Mon, 29 Apr 2019 - 12:10 GMT

File-uncovered mummies

File-uncovered mummies

CAIRO - 29 April 2019:
This mission has discovered till now around 300 tombs in the Aswan West Bank area.
The uncovered tomb contained various artefacts, including a statuette of a bird, various vases, and a stretcher that was probably used to bring mummies into the tomb.

Writing found on parts of a coffin in the tomb showed clearly both a series of prayers to different goddess as well as the name of the tomb's owner Tjt.

Tjt tomb has a main room that housed 30 mummies, including young children who were lying together in a long, sideways alcove.

Archaeological mission head Patrizia Piacentini said that among the mummies were two that were 'superimposed' and thought to be that of a mother and child.

The pair were extracted still covered in painted cartonnage, a type of mummy covering which is formed from chunks of linen or papyrus which have been glued together.

Secretary-General of the Supreme Council of Antiquities Mustafa Waziri stated that a wooden coffin containing hieroglyphic text was found inside the tomb, through which the mission was able to identify the name of the ancient graveyard.

Waziri added that the tomb also contained parts of two painted wooden coffins.
One of the fragmented coffins presented a complete text, detailing the name of the tomb's owner, Tjt, and prayers to the gods of the Nile's First Cataract — Anuket, Khnum and Satet — along with Hapi, the god of the annual Nile floods.

Leaning up against the north wall of the tomb's interior was an intact stretcher which, archaeologists believe, may have been used to bring the mummies into the tomb in the first place.It was made of palm wood connected by linen strips.

Head of the Egyptian Antiquities Department Ayman Ashmawy pointed out that the cemetery consists of a ladder that leads to a side chamber where a rock-cut coffin, a front stone consisting of a group of mummies in a poor state and three nests were found.

The mission also recovered many amphora-shaped jugs, ritual offering vases and some vessels which still contained food.

Vessels containing bitumen that was used in the mummification process, a lamp, and white cartonnage that was ready to be painted were all found near the entrance to the burial chambers.

In addition, the team found many other vividly coloured and gilded cartonnages, parts of gold-painted funeral masks and a well-preserved statuette of a Ba-bird.

In Ancient Egyptian mythology, the Ba-bird represents the soul of a deceased individual, which was believed to fly out the person's tomb to join their vital essence in the afterlife.

Authorities have dated the tomb back to the Graeco-Roman period, which began when Alexander the Great conquered Egypt out from under Persian rule in 332 BC.

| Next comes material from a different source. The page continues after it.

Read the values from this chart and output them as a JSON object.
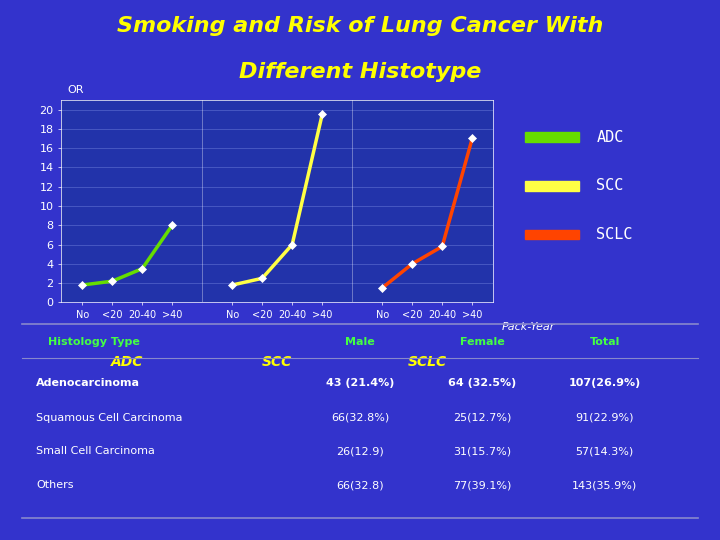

The tomb is located near one of Aswan's major landmarks, the Mausoleum of the Aga Khan III, Sir Sultan Muhammed Shah.

This religious leader lobbied for Muslim rights in India, and was buried in Egypt near the sight of his former winter-time villa two years after his death in 1957.

To date, the mission has mapped around 300 individual tombs in the area around the Mausoleum of the Aga Khan.

The tombs all date between the 6th Century BC and the 4th Century AD.
25 tombs have been excavated by the archaeologists in the previous three years alone.